Он скользил взглядом по многолюдью площади, не находя в толпе молодого терциария ордена иезуитов, притворно принявшего чужую веру ради торжества истинной Церкви. И только у самого входа в храм он заметил знакомую фигуру, одетую в богатую русскую одежду. Хотя брат Гийом разговаривал с Петером лишь один раз, да ещё раз, ещё раньше, видел в Реймсе, он прочно сохранил в памяти его манеру держать себя, жесты, поворот головы. Поэтому узнал сразу.
Петер раздавал нищим милостыню. Дождавшись, когда он, перекрестившись на входе, уже собирался войти в храм, брат Гийом подошёл ближе и произнёс негромко, чтобы его голос слышал только Петер:
— Pater noster, qui es in caelis.
Глава 10
ОГРОМНАЯ ЦЕННОСТЬ
Москва, начало весны 1572 года
Петер уж три месяца жил в Москве. Быть царским крестником оказалось приятно и нехлопотно. Любые прихоти его исполнялись быстро, и нужды он ни в чём не знал. Только приходилось ежедневно видеться с царём, вести с ним долгие беседы да выполнять различные поручения. Впрочем, тоже необременительные.

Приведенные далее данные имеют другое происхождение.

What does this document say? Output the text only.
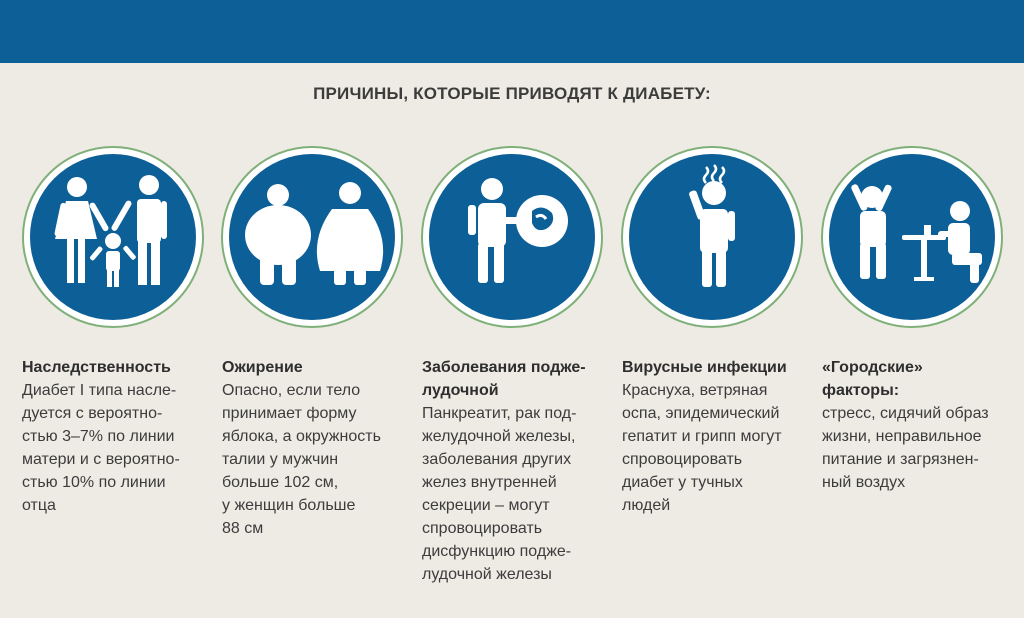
ПРИЧИНЫ, КОТОРЫЕ ПРИВОДЯТ К ДИАБЕТУ:
Наследственность
Диабет I типа насле-
дуется с вероятно-
стью 3–7% по линии
матери и с вероятно-
стью 10% по линии
отца
Ожирение
Опасно, если тело
принимает форму
яблока, а окружность
талии у мужчин
больше 102 см,
у женщин больше
88 см
Заболевания подже-
лудочной
Панкреатит, рак под-
желудочной железы,
заболевания других
желез внутренней
секреции – могут
спровоцировать
дисфункцию подже-
лудочной железы
Вирусные инфекции
Краснуха, ветряная
оспа, эпидемический
гепатит и грипп могут
спровоцировать
диабет у тучных
людей
«Городские»
факторы:
стресс, сидячий образ
жизни, неправильное
питание и загрязнен-
ный воздух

Однажды царь предложил ему возглавить отряд "государевых людей", взяв под начало наследников именитых боярских семей. Но Петер уже достаточно пожил в Москве, чтобы понять, что эти одетые в чёрное люди уважением не пользуются и вызывают лишь страх и тщательно скрываемую ненависть. Причём у всех сословий. Да и ссориться с влиятельными боярами ему не хотелось. И так на него стали посматривать искоса: иноземец, выскочка, а у царя в любимчиках. А если возьмётся командовать старинными боярскими родами — тут только ходи да оглядывайся: не зарежет ли тебя кто в тёмном углу?
79
"Лучше турки, чем папа" — девиз многих протестантов. Некоторые даже вышивали его на одежде и головных уборах.
81
Фёдор Иванович — сын Ивана Грозного, царь всея Руси в 1584–1598 годах. Оценивается историками как человек, не способный к государственному управлению. Умер на сорок первом году жизни.
82
Давид Ростовский — епископ РПЦ, с 1576 года — архиепископ Ростовский, Ярословский и Белозерский. В 1582 году во время миссии в Москве иезуита Антонио Поссевино высказывался в пользу католичества, за что в 1583 году заключён в монастырь с формулировкой "…Давида ересь его разоблачив, посла в монастырь под начало, дондеже в чувство придёт". Год смерти Давида Ростовского неизвестен.
83
Московская мечевая деньга — серебряная монета весом 0,34 грамма с изображением всадника с мечом. Была в ходу наряду с новгородской серебряной монетой вдвое большего веса, на которой изображался всадник с копьём — отсюда "копейка".